Council, however, concurred with Otterman and Mayor Arthur Babitz’ opinion that terms of the debt should be secured, with interest, and memorialized in a signed agreement.
However, Francis and Ryan took umbrage with the agreement. Francis said he had deferred other payments in the past without interest and accused council of treating Ryan’s Juice differently than other overdue sewer customers.
A new agreement was put before the council as well as Ryan’s attorney, which provided more favorable terms for Ryan. The proposed interest rate was dropped from 6.75 percent to 3.2 percent, which would not kick in until April 30, 2014.
FitzSimons, however, did not approve.
“I’ll tell you from my review, I have a hard time telling my client to go ahead and sign off on this loan,” he told the council.
“We already had an agreement to pay $10,000 a month, which my client has done, and continues to do,” FitzSimons added.
He argued that Ryan had kept up his end of the agreement and added there were minutes from a meeting that say Ryan was actually offered a credit on a portion of the debt, but City Attorney Dan Kearns dismissed the content of those minutes as “incredibly vague.” FitzSimons added that other sewer customers, as Francis had argued in the previous council meeting, were not subjected to these kinds of arrangements and accused the city of treating Ryan unfairly.

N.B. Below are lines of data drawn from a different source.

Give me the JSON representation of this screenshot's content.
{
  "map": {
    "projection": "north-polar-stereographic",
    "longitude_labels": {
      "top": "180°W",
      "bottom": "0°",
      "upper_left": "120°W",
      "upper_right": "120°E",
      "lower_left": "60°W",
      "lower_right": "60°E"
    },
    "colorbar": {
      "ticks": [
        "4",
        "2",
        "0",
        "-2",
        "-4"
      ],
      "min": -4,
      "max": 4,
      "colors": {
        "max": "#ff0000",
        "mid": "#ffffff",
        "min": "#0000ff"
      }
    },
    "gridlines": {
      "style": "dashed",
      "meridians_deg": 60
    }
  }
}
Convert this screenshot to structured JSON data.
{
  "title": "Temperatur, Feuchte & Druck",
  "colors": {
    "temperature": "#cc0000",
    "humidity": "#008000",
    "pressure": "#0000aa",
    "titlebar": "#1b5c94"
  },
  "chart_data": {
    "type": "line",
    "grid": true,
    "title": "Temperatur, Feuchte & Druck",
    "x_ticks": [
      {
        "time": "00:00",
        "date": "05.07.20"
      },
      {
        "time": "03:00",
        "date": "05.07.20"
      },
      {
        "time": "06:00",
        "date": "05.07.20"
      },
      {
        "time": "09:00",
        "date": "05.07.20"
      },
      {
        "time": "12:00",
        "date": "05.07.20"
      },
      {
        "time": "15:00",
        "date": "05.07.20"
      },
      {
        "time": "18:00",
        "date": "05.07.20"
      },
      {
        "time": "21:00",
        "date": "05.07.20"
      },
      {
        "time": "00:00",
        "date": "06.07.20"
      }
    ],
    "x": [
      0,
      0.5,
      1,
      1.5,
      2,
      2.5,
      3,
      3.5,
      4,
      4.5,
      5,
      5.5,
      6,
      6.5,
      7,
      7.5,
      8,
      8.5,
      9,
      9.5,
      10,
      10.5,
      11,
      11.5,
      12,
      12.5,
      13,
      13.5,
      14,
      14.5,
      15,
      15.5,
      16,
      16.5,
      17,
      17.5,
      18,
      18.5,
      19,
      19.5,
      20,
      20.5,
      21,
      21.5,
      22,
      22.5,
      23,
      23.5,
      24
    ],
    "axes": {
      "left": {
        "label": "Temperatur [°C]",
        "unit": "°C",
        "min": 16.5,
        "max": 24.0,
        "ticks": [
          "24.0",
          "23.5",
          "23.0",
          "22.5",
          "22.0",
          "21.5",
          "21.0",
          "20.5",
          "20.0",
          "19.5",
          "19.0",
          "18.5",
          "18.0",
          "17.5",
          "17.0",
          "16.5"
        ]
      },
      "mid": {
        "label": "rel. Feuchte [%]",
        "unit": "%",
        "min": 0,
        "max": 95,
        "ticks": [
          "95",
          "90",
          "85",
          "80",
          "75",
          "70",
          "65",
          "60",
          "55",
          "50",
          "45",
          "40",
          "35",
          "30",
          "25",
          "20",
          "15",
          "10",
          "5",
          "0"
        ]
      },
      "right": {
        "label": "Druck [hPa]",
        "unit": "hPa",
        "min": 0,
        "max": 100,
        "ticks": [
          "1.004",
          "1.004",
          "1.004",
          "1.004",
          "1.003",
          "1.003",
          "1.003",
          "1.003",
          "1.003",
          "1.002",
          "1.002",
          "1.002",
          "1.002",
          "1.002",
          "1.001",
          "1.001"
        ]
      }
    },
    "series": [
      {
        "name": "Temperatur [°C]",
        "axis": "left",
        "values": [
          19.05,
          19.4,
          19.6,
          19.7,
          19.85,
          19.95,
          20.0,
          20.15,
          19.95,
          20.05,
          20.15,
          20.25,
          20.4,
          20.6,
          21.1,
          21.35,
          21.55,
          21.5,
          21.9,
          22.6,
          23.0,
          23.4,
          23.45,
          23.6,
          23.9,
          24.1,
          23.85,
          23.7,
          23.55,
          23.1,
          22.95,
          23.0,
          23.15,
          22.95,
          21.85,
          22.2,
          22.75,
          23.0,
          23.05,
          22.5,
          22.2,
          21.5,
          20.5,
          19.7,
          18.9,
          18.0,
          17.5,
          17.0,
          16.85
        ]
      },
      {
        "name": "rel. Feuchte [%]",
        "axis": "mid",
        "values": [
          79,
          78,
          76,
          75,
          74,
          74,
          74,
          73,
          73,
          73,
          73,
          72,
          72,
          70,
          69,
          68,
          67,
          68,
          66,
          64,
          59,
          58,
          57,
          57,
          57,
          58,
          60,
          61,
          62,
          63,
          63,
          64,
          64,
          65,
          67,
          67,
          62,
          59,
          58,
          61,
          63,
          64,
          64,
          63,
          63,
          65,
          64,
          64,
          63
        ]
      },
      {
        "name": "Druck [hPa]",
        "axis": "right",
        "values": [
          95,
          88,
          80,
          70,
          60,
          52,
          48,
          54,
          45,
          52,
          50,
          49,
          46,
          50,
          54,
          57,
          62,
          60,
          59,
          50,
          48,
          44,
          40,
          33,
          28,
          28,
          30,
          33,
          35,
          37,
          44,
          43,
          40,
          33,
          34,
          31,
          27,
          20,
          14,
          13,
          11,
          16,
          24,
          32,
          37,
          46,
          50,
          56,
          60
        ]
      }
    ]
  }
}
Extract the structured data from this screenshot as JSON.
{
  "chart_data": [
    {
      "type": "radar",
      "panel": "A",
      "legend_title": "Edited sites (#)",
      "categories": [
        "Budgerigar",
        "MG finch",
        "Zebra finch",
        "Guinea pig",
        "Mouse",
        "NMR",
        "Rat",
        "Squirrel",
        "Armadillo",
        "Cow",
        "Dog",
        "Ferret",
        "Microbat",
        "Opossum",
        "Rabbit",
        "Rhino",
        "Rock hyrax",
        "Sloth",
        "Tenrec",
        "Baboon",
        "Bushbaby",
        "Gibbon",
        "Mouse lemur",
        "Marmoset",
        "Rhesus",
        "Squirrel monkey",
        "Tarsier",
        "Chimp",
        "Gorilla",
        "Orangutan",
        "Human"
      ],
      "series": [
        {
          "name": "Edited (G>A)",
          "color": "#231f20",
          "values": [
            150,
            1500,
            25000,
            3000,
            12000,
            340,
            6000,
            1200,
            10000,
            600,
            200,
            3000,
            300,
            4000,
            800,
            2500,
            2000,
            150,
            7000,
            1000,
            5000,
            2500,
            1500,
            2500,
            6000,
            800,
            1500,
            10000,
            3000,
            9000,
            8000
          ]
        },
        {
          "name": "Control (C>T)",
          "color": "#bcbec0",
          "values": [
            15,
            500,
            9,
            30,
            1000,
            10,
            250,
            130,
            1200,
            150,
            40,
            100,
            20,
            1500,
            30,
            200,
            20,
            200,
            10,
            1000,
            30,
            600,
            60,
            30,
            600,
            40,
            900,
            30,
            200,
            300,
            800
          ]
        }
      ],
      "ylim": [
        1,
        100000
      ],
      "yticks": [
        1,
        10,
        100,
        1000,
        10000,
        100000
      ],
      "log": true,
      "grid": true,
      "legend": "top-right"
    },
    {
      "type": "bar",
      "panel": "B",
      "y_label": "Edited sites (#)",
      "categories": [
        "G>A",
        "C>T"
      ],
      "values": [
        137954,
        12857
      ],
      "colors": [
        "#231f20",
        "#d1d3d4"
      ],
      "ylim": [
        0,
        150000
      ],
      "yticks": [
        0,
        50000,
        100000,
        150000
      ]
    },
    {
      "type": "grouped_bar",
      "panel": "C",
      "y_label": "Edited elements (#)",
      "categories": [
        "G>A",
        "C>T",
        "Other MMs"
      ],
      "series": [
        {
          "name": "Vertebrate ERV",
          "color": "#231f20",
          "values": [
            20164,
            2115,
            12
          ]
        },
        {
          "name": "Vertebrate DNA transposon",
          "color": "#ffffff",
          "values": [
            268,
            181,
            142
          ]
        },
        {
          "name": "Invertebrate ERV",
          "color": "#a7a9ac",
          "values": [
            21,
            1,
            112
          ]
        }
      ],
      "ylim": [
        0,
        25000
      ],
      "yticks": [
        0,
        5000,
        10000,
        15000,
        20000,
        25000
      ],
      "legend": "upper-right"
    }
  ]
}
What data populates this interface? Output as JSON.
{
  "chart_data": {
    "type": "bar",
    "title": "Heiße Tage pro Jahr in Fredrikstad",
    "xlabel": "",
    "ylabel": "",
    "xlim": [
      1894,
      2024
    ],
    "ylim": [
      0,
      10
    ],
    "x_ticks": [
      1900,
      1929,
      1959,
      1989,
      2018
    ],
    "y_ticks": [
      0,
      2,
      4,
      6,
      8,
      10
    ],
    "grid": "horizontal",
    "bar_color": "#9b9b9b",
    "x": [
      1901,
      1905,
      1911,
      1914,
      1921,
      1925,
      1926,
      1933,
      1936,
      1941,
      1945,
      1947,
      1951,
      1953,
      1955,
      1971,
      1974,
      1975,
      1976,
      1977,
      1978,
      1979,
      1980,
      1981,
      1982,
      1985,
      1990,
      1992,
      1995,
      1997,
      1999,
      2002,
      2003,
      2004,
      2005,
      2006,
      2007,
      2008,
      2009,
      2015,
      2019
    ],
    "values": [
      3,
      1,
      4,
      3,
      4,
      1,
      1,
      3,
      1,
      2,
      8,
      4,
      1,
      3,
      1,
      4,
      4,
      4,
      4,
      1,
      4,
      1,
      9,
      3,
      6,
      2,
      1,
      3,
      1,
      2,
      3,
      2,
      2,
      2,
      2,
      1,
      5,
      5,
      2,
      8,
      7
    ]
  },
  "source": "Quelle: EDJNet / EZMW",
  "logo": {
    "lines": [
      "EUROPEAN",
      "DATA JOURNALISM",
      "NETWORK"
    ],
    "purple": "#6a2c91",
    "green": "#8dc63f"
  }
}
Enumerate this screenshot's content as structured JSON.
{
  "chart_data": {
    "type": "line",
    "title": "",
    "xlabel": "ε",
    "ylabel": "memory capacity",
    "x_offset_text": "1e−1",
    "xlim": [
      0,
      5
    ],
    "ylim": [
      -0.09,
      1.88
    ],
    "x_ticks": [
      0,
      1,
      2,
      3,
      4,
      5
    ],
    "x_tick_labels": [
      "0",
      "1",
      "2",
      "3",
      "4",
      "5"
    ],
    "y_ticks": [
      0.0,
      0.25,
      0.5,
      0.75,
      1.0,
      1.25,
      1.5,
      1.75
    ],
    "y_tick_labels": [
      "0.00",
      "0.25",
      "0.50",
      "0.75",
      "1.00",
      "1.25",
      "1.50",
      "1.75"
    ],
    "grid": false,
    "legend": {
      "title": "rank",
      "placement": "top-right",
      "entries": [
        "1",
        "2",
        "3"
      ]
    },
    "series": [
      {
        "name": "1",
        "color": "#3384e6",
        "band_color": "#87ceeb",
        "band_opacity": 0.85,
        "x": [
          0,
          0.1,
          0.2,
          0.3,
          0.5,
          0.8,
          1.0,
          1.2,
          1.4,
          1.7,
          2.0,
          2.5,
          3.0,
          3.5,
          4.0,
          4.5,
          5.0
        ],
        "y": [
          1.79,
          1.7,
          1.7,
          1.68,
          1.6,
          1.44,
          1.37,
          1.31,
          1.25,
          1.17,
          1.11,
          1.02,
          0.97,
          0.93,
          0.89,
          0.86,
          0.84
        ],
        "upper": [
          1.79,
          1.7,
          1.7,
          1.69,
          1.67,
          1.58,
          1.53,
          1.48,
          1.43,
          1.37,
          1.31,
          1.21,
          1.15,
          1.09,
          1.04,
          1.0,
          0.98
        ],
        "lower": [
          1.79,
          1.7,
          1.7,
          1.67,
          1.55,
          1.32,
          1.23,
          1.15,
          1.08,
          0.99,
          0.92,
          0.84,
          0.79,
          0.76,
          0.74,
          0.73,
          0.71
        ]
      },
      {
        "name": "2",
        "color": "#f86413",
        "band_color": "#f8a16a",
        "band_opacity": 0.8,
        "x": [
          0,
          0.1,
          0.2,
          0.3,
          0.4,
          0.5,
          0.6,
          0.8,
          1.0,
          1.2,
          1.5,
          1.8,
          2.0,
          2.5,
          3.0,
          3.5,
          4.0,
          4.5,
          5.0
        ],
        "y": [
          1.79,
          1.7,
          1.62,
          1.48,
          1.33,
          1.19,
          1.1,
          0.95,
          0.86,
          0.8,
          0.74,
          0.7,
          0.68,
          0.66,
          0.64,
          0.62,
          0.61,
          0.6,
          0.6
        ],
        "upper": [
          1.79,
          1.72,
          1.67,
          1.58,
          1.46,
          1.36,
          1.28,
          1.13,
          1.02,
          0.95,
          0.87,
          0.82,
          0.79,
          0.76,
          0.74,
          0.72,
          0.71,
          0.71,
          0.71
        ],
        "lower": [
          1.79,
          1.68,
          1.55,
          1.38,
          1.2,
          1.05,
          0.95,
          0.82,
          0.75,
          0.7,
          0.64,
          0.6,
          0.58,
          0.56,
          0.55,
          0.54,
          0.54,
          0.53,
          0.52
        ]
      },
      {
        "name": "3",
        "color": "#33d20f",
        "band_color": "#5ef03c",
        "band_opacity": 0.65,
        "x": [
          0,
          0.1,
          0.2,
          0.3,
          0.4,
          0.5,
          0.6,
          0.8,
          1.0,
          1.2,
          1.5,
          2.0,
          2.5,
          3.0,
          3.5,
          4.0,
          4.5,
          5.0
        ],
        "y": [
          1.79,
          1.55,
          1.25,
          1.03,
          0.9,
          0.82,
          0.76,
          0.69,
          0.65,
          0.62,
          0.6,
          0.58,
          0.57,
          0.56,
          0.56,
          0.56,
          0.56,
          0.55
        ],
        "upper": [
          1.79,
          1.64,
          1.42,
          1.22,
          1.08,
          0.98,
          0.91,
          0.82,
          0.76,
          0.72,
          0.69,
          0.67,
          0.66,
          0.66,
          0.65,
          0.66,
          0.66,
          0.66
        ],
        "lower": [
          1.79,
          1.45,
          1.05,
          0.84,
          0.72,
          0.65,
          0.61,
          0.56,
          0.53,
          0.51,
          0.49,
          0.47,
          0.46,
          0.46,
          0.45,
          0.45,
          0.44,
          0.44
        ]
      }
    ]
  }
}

Babitz asked City Finance Director Lynn Rasmussen for clarification on sewer deferments. Rasmussen said she was not aware of any customer that had a deferment fro a debt this size.
FitzSimons argued that the size of the debt should not affect the methodology for dealing with a delinquent sewer customer.
Council continued to deliberate and removed a stipulation of the agreement that denied Ryan’s Juice from using a credit card to pay off the debt. That item had been added due to a substantial transaction fee that was charged to the city after Ryan recently paid off $169,000 of the debt with his credit card. FitzSimons argued this was unfair as other utility customers could pay their debts with a credit card. The provision was removed, but council decided to restore the 6.75-percent interest rate after learning of an ordinance that Kearns interpreted as giving the city the latitude to do so in this instance.
Council authorized Kearns to confer with FitzSimons and continue working on the agreement. Kearns noted that he was “not going to file a lawsuit before the next (council) meeting. I’m not going to shut off their water before the next (council) meeting.”
Councilor Ed Weathers hoped the issue would be resolved to both parties’ satisfaction as quickly as possible.
“We’re all stuck in a really bad position,” he said of the deferment, “that I sure would like to see go away.”